The plight of two threatened species — the jackass penguin and classical ballet — was highlighted at the launch of a new Pact production. Stanley Peskin reports
WHEN Nedbank, which is celebrating its fifth year of involvement with The Green Trust, undertook the part sponsorship of Pact Ballet’s presentation of David Bintley’s Still Life at the Penguin Cafe, it stated the pressing need to conserve two threatened species: the jackass penguin and classical ballet.
Bintley’s ballet was first performed by the Royal Ballet in 1988, and was justifiably praised by the London critics not only for its rollicking comedy, elegance and richness of invention, but for its searching and moving exploration of our own human links with the animal world. Bintley’s inspiration is David Dav’s Domesday Book of Animals. His cast of extinct and endangered species includes the Utah longhorn ram, the Texas kangaroo rat, Humboldt’s hog-nosed skunk flea, the Southern Cape zebra and the Brazilian woolly monkey. One particularly powerful episode shows the plight of the Rain Forest people.
At the Nedbank dinner given in the Elephant House at the Johannesburg Zoo to launch this double project, the guests and members of the media were requested to dress in black and white. In the several speeches made during the evening by representatives of both the commercial and artistic worlds, our resemblance to the animal world was a recurring theme.
It became clear that although not everyone thinks about the welfare of jackass penguins or for that matter about any other endangered animal, there does seem to be some consensus of opinion that endangered species should be protected, that somehow the survival of animals and birds is important to our own survival.
At a time when there is so much uncertainty about the future of the performing arts, Nedbank has indicated that the subsidy of the ballet is worthwhile and that ballet is a part of the nation’s health rather than a colourful and casual entertainment.
Indeed, many critics have made the large and legitimate claim that dance itself has had a decisive influence in socialising — that is to say, in moralising — the human species.

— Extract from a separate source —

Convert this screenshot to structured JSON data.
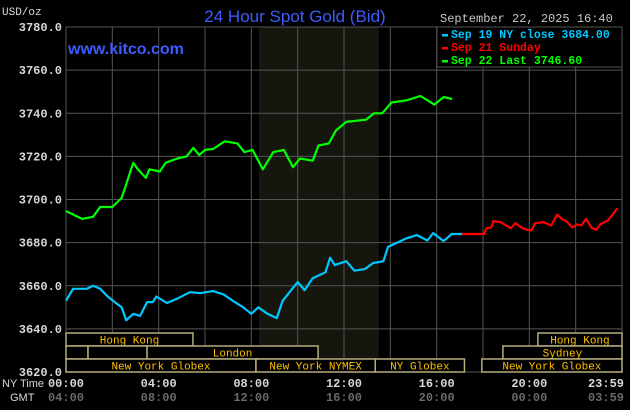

The great choreographer and dancer Martha Graham passionately believed that “the history of dance is the social history of the world”. Nor is she alone in believing that every dance, whatever form it takes, reflects and protects the culture that produces it.
The threat to classical ballet has coincided not only with an economic recession, but also with a gradual waning of the public’s, and even some reviewers’, belief in its importance.
It is true that many ballets come from a more or less distant past, yet it is possible and profitable to read them for contemporary meaning or for meanings which are interestingly relevant to the modern imagination.
Moreover, classical ballet has become a perfectly creditable career for a young man or woman whose qualifications no longer include the need to be born in a band box or theatrical digs. Instead the training is long and strenuous, and now there is the painful recognition that ballet and their livelihoods cannot survive without subsidy.
At the end of this remarkable 30-minute ballet, all the animals, with the exception of the great auk (extinct since 1844), are admitted into an ark.
Here in South Africa, dancers, choreographers and artistic directors are about to enter a nuclear winter of the arts. They, like the jackass penguins, need to be rescued from this bleakness and lack of shelter. Nedbank has shown the way to the building of a very needful ark.
* Still Life at the Penguin Cafe opens at the State Theatre, Pretoria, on August 30. It will be flanked by Balanchine’s Rubies and Choo San Goh’s In the Glow of the Night.